Chairman of the General People’s Congress
- Incumbent
- Assumed office 7 January 2018 Disputed with Abdrabbuh Mansur Hadi and Ahmed Saleh
- Preceded by: Ali Abdullah Saleh

Member of the Supreme Political Council
- Incumbent
- Assumed office 15 August 2016
- President: Saleh Ali al-Sammad

Personal details
- Born: 1952 (age 73–74) Bart Al Anan District, Al Jawf Governorate, North Yemen
- Party: General People’s Congress (Pro-Houthi faction)
- Relations: Faisal Amin Abu Rass (brother)

= Sadeq Amin Abu Rass =

Yemeni politician (born 1952)

Sadeq Amin Abu Rass (صادق أمين أبو راس; born 1952) is the Chairperson of the Sanaa-based General People’s Congress.

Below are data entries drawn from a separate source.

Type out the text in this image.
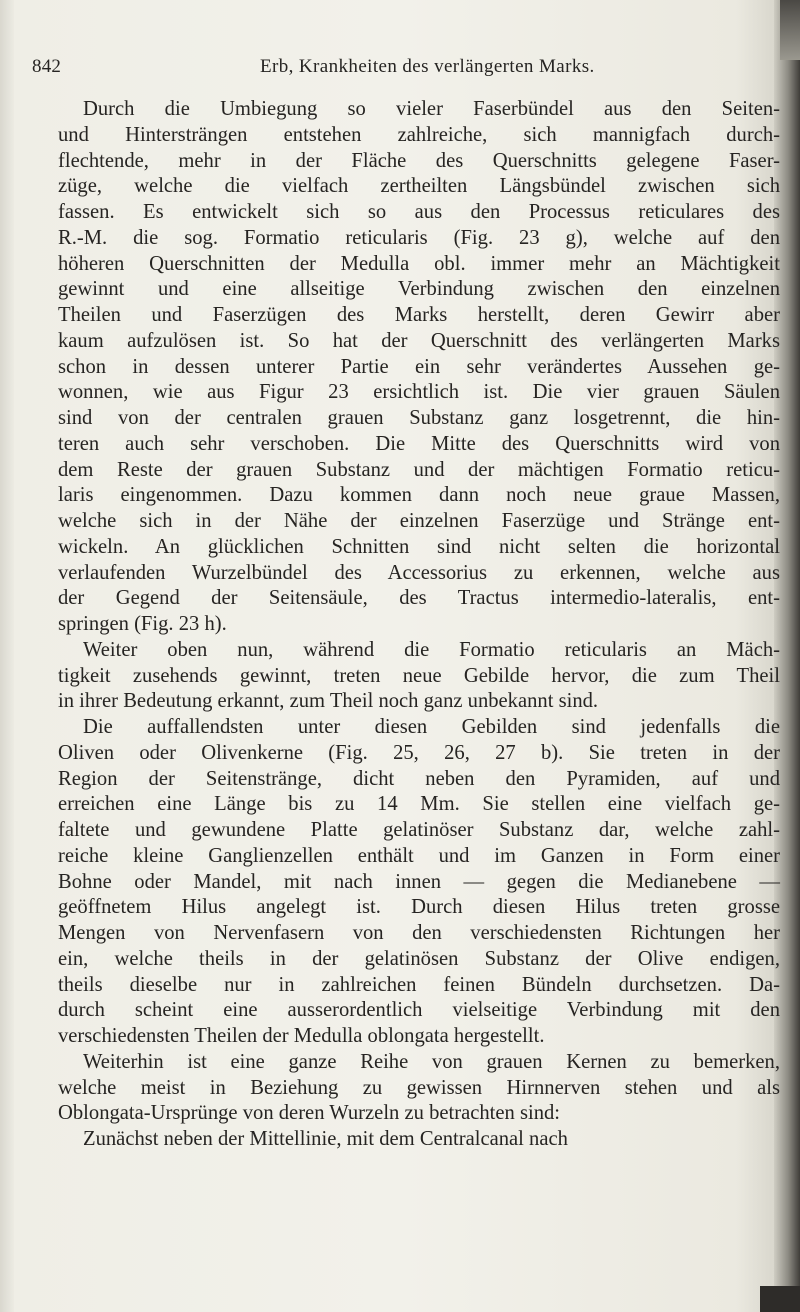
842	Erb, Krankheiten des verlängerten Marks.
Durch die Umbiegung so vieler Faserbündel aus den Seiten-
und Hintersträngen entstehen zahlreiche, sich mannigfach durch-
flechtende, mehr in der Fläche des Querschnitts gelegene Faser-
züge, welche die vielfach zertheilten Längsbündel zwischen sich
fassen. Es entwickelt sich so aus den Processus reticulares des
R.-M. die sog. Formatio reticularis (Fig. 23 g), welche auf den
höheren Querschnitten der Medulla obl. immer mehr an Mächtigkeit
gewinnt und eine allseitige Verbindung zwischen den einzelnen
Theilen und Faserzügen des Marks herstellt, deren Gewirr aber
kaum aufzulösen ist. So hat der Querschnitt des verlängerten Marks
schon in dessen unterer Partie ein sehr verändertes Aussehen ge-
wonnen, wie aus Figur 23 ersichtlich ist. Die vier grauen Säulen
sind von der centralen grauen Substanz ganz losgetrennt, die hin-
teren auch sehr verschoben. Die Mitte des Querschnitts wird von
dem Reste der grauen Substanz und der mächtigen Formatio reticu-
laris eingenommen. Dazu kommen dann noch neue graue Massen,
welche sich in der Nähe der einzelnen Faserzüge und Stränge ent-
wickeln. An glücklichen Schnitten sind nicht selten die horizontal
verlaufenden Wurzelbündel des Accessorius zu erkennen, welche aus
der Gegend der Seitensäule, des Tractus intermedio-lateralis, ent-
springen (Fig. 23 h).
Weiter oben nun, während die Formatio reticularis an Mäch-
tigkeit zusehends gewinnt, treten neue Gebilde hervor, die zum Theil
in ihrer Bedeutung erkannt, zum Theil noch ganz unbekannt sind.
Die auffallendsten unter diesen Gebilden sind jedenfalls die
Oliven oder Olivenkerne (Fig. 25, 26, 27 b). Sie treten in der
Region der Seitenstränge, dicht neben den Pyramiden, auf und
erreichen eine Länge bis zu 14 Mm. Sie stellen eine vielfach ge-
faltete und gewundene Platte gelatinöser Substanz dar, welche zahl-
reiche kleine Ganglienzellen enthält und im Ganzen in Form einer
Bohne oder Mandel, mit nach innen — gegen die Medianebene —
geöffnetem Hilus angelegt ist. Durch diesen Hilus treten grosse
Mengen von Nervenfasern von den verschiedensten Richtungen her
ein, welche theils in der gelatinösen Substanz der Olive endigen,
theils dieselbe nur in zahlreichen feinen Bündeln durchsetzen. Da-
durch scheint eine ausserordentlich vielseitige Verbindung mit den
verschiedensten Theilen der Medulla oblongata hergestellt.
Weiterhin ist eine ganze Reihe von grauen Kernen zu bemerken,
welche meist in Beziehung zu gewissen Hirnnerven stehen und als
Oblongata-Ursprünge von deren Wurzeln zu betrachten sind:
Zunächst neben der Mittellinie, mit dem Centralcanal nach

Sadeq Rass was named the GPC’s Leader on January 7, 2018, following previous leader Ali Abdullah Saleh’s death on December 4, 2017, during the Battle of Sanaa. Sadeq Rass had served as an agriculture minister and local administration minister before his appointment, as Governor of Taiz Governorate, and in the Republic of Yemen Armed Forces.

He was wounded in the June 2011 assassination attempt on President Ali Abdullah Saleh and was taken to Saudi Arabia for treatment during the Yemeni revolution. Several leaders of the GPC later rejected his appointment. His brother is Faisal Amin Abu Rass.